Tick tock: Why women escape the corporate clock - Women's Agenda

Tick tock: Why women escape the corporate clock

If you sit in a corporate office dreaming of life on the outside, you’re not alone.

Perhaps you imagine your revamped home office, your ability to work when and where you want, and to keep your best ideas for yourself rather than hand them over to your employer. You may have shared conversations with friends outlining your great big business ambitions – your plans to escape the corporate life, to become your own boss and personal future creator.

But starting your own business is a huge risk. One that will leave most women unable to pay themselves for years or, worse, with a mountain of debt they have to work off with a return to the corporate world. It requires copious amounts of energy, passion and an aptitude to acquire skills you may not have.

So given the relative security and safety of a job with a large employer, why is it that the desire to leave the corporate world is so strong?

At a UTS forum on diversity last week, Yolanda Vega, CEO of Australian Women Chamber of Commerce & Industry, cited research that found women were leaving the corporate world to start their own businesses for three reasons: to be their own boss, to achieve balance and flexibility, and to escape the corporate environment. She says that with high levels of education and the global village at their fingertips through technology, women are leaving corporates “because they can”.

I put the question to Suzy Jacobs – a corporate escapee herself – whose expanding She Business women’s business club will open its 14th office next week, in Sydney’s eastern suburbs. Her group continues to expand its suite of programs for women at different business stages.

She believes women are leaving the corporate environment because it promotes a culture that’s not conducive to how women prefer to work. Large workplaces are still not structured to allow healthy work/life balance for duel working parents and women do not always feel they have the flexibility and autonomy they crave, nor the ability to impact the community. Meanwhile, old-school values still prevail in the office.

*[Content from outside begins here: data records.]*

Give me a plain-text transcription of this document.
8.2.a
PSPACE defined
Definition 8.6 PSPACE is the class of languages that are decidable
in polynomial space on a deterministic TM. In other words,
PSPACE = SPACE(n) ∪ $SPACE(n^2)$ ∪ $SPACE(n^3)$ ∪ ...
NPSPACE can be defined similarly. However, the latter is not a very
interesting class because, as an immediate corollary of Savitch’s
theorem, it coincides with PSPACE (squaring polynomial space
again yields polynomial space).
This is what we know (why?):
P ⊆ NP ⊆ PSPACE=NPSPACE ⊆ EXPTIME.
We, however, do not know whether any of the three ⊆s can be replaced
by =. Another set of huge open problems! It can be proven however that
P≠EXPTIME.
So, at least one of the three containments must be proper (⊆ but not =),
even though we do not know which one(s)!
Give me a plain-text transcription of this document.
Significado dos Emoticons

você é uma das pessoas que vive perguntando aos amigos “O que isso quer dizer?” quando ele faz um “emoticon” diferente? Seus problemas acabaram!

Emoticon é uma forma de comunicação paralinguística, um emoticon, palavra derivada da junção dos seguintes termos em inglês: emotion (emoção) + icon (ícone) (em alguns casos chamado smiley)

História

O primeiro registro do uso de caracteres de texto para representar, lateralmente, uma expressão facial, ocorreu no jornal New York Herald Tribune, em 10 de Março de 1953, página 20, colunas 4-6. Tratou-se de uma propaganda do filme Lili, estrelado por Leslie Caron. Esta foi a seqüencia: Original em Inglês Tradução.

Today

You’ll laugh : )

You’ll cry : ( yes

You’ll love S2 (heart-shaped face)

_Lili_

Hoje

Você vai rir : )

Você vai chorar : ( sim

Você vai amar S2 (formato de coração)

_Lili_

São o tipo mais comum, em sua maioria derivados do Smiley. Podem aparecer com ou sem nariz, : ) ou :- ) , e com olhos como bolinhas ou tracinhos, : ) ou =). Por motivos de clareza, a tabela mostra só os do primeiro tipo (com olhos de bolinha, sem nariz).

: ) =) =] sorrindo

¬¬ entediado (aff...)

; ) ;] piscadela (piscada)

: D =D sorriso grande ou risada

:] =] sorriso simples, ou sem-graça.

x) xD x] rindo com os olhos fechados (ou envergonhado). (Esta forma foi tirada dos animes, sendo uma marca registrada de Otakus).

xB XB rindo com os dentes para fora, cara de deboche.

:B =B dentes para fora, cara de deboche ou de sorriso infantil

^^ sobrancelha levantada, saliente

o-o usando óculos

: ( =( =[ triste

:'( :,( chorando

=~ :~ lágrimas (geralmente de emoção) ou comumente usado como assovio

“Back in the ’80s we all charged into the corporate culture and we were satisfied to walk into a male hierarchy and structure. We’ve evolved since then. We don’t want to do that anymore,” she said. Jacobs cited the example of meeting a female lawyer last week who was working in a team of people who discussed their golf handicaps regularly and enjoyed holding meetings at the pub. The lawyer wanted out.

“With technology, there are good options outside the corporate world which could replicate some things that are occurring in the corporate world and give women an income,” added Jacobs.
Jacobs notes that it’s not easy doing your own thing, and finds that women often come to She Business because they’re in business pain. “They may have hit a wall. It’s a noisy world out there. They’re often doing the things they’re great at and ignoring the things they’re not so great at.”

And the skills you need to be successful with your own business are very different to those required for thriving and surviving the corporate world. It’s a hard slog: Jacobs says the best, most solid businesses are usually built over seven to 10 years.

“The learning never stops,” said Jacobs. “If you think you can just create an idea, take the leap and do it, you’ll find yourself two or three years down the track wondering what you’re going to do next.”

It’s tough, but women are doing it. As recent research from the Australian Women Chamber of Commerce & Industry found, half of all current businesses started since 2007 were launched by women. They’re not always escaping the corporate culture to do so, but there’s certainly a good proportion who hunt for new opportunities outside the cubicle farm – even if it means forgoing a wage to do so.

And women will continue to escape the corporate world unless some serious structural and cultural changes are made.

Some large businesses are evolving – Microsoft’s culture of “activity-based working” is a great example – while others continue to operate in an environment more akin to the industrial era than the lifestyle, values and culture we live outside of the office.